Energy, exergy and economic (3E) analysis and multi-objective optimization of a combined cycle power system integrating compressed air energy storage and high-temperature thermal energy storage

Traditional adiabatic compressed air energy storage system has a low turbine efficiency and a low power output due to the low turbine inlet temperature and high turbine outlet temperature without heat recovery. To address these issues, a combined cycle power system integrating compressed air energy storage and high-temperature thermal energy storage is proposed in this paper. The thermodynamic and economic models of the proposed system are developed considering the thermodynamic laws and life cycle assessment, respectively.
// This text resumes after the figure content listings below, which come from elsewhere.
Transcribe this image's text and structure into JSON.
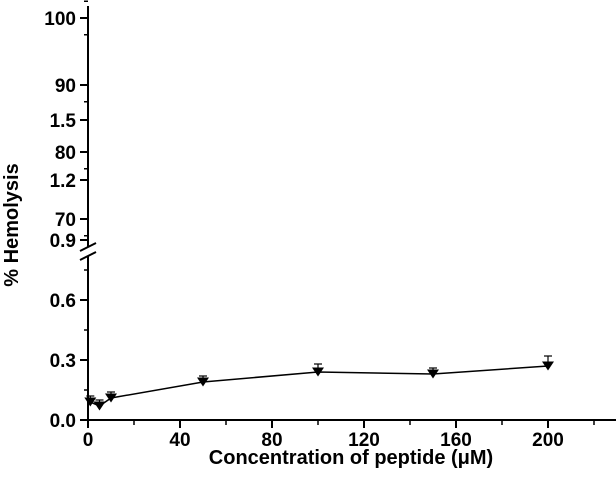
{
  "chart_data": {
    "type": "line",
    "xlabel": "Concentration of peptide (μM)",
    "ylabel": "% Hemolysis",
    "xlim": [
      0,
      220
    ],
    "x_ticks": [
      "0",
      "40",
      "80",
      "120",
      "160",
      "200"
    ],
    "y_axis_broken": true,
    "ylim_lower": [
      0,
      1.6
    ],
    "ylim_upper": [
      65,
      102
    ],
    "y_ticks_lower": [
      "0.0",
      "0.3",
      "0.6",
      "0.9",
      "1.2",
      "1.5"
    ],
    "y_ticks_upper": [
      "70",
      "80",
      "90",
      "100"
    ],
    "marker": "down-triangle",
    "series": [
      {
        "x": [
          1,
          5,
          10,
          50,
          100,
          150,
          200
        ],
        "y": [
          0.09,
          0.07,
          0.11,
          0.19,
          0.24,
          0.23,
          0.27
        ],
        "error": [
          0.03,
          0.03,
          0.03,
          0.03,
          0.04,
          0.03,
          0.05
        ]
      }
    ],
    "colors": {
      "line": "#000000",
      "marker": "#000000"
    }
  }
}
The energy, exergy, economic (3E) analysis of the system are performed based on the models. The results show that under the design condition, the round-trip efficiency, exergy efficiency, energy storage density, levelized cost of energy and dynamic payback period of the system can reach 59.22 %, 62.12 %, 5.77 kWh/m3, 0.1186 $/kWh and 6.51 years, respectively. The sensitivity analysis shows that the maximum air storage pressure, minimum air storage pressure and outlet temperature of high temperature thermal energy storage system are the critical parameters impacting the system performance. Finally, the multi-objective optimization of the proposed system is carried out. The aforementioned three parameters are selected as the decision variables and the round-trip efficiency and levelized cost of energy are chosen as the objective functions. Compared with the pre-optimization system, the round-trip efficiency, exergy efficiency, and energy storage density of the system increase by 0.47 %, 0.43 %, and 1.33 kWh/m3, respectively, while the levelized cost of energy and dynamic payback period decrease by 0.0051 $/kWh and 1.55 years, respectively.